Key Provisions of the Italian Data Protection Code

The Code is largely based on and aligned with the General Data Protection Regulation (GDPR), the overarching data protection framework for the European Union. Key provisions include:

General Principles

The Code establishes principles for personal data processing, such as lawfulness, fairness, transparency, purpose limitation, data minimization, accuracy, storage limitation, integrity, and confidentiality.

Rights of Data Subjects

Individuals or data subjects have the right to:

  • Access their personal data
  • Rectify their personal data
  • Erasure or “right to be forgotten”
  • Restriction of processing
  • Data portability
  • Object to processing

Consent

The Italian age of consent is 14 years. Children who have reached this age can validly express consent to data processing.

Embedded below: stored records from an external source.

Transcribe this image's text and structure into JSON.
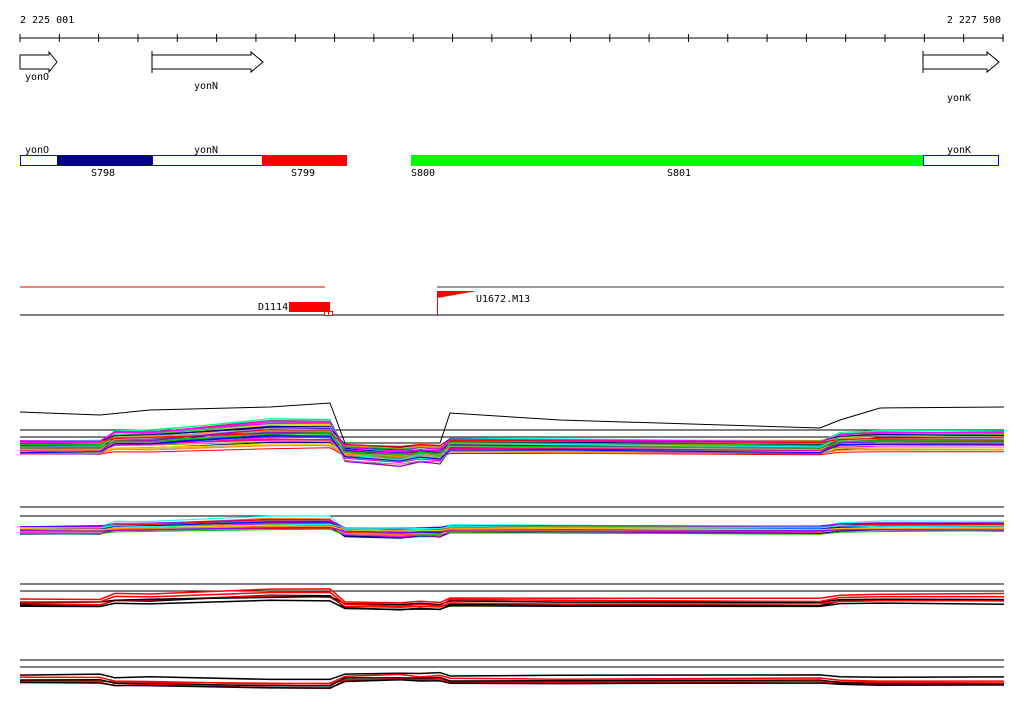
{
  "ruler": {
    "start_label": "2 225 001",
    "end_label": "2 227 500",
    "tick_count": 26
  },
  "genes": [
    {
      "name": "yonO",
      "strand": "+"
    },
    {
      "name": "yonN",
      "strand": "+"
    },
    {
      "name": "yonK",
      "strand": "+"
    }
  ],
  "segments": {
    "gene_labels": [
      "yonO",
      "yonN",
      "yonK"
    ],
    "items": [
      {
        "name": "S798",
        "color": "#00008b"
      },
      {
        "name": "S799",
        "color": "#ff0000"
      },
      {
        "name": "S800",
        "color": "#00ff00"
      },
      {
        "name": "S801",
        "color": "#00ff00"
      }
    ]
  },
  "features": [
    {
      "name": "D1114",
      "color": "#ff0000"
    },
    {
      "name": "U1672.M13",
      "color": "#ff0000"
    }
  ],
  "tracks": [
    "expression-profiles-1",
    "expression-profiles-2",
    "expression-profiles-3",
    "expression-profiles-4"
  ]
}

Children under 14 must have a responsible parent provide consent.

Obligations of Data Controllers and Processors

The Code imposes various obligations on organizations processing personal data, referred to as data controllers and data processors, such as:

  • Implementing appropriate technical and organizational measures to ensure data security.
  • Maintaining records of processing activities.
  • Appointing a Data Protection Officer (DPO) in certain cases.
  • Conducting Data Protection Impact Assessments (DPIAs) for high-risk processing activities.

Transfer of Personal Data

The transfer of personal data outside the European Union requires adequate safeguards and compliance with specific conditions.

Special Categories of Data

Additional restrictions and requirements are imposed for processing special categories of personal data, such as data revealing racial or ethnic origin, political opinions, religious or philosophical beliefs, trade union membership, genetic data, biometric data, data concerning health or sex life and sexual orientation. The Code also contains specific language regarding the processing of personal data for journalistic purposes.

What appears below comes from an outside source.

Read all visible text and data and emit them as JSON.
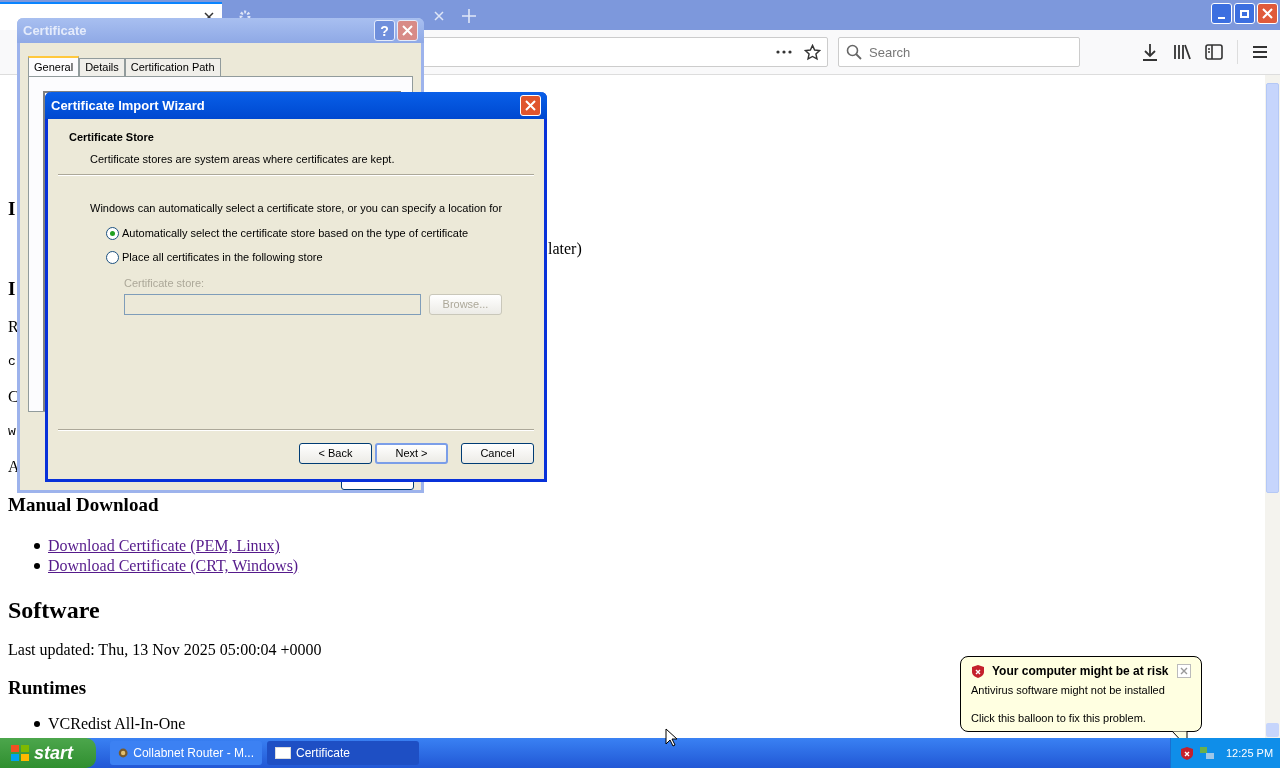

Data Breach Notification and Security Measures

Data controllers and processors must implement sufficient security measures that protect data subjects’ personal information and prevent it from being accessed or disclosed without authorization. In the event of a personal data breach, they must notify the relevant supervisory authority and affected data subjects, ensuring the privacy and security of personal information.

Supervisory Authority

The Garante, headquartered in Rome, is the independent supervisory authority responsible for monitoring the application of the data protection code and enforcing its provisions.

Sanctions and Penalties

The Code establishes a system of administrative fines and penalties for non-compliance with its provisions, ranging from warnings and reprimands to substantial fines, depending on the nature and severity of the violation.

Compliance with the Italian Data Protection Code

The Garante supervises data processing activities, ensuring adherence to data protection rules. Other duties and responsibilities include:

  • Acting on data subject complaints.
  • Implementing ethical rules for personal data processing carried out by public and private employers.
  • Reporting crimes detected during its activities.
  • Mandating data controller and processor measures for the proper processing of personal data.
  • Blocking or prohibiting data processing activities that might represent a risk to data subjects.
  • Adopting resolutions and draft opinions.
  • Raising public awareness about data protection and involving citizens in the drafting of general resolutions.
  • Adopting guidelines on technical and organizational measures implementing GDPR principles.

Penalties, fines, and other actions reflect Italy’s commitment to enforcing data privacy. For instance, in 2023, its privacy regulator briefly banned the use of Open AI’s ChatGPT over concerns about age verification controls and data collection legality. Administrative penalties for non-compliance can amount to EUR 20 million or 4% of the total worldwide annual turnover of the preceding financial year. Criminal penalties can include imprisonment.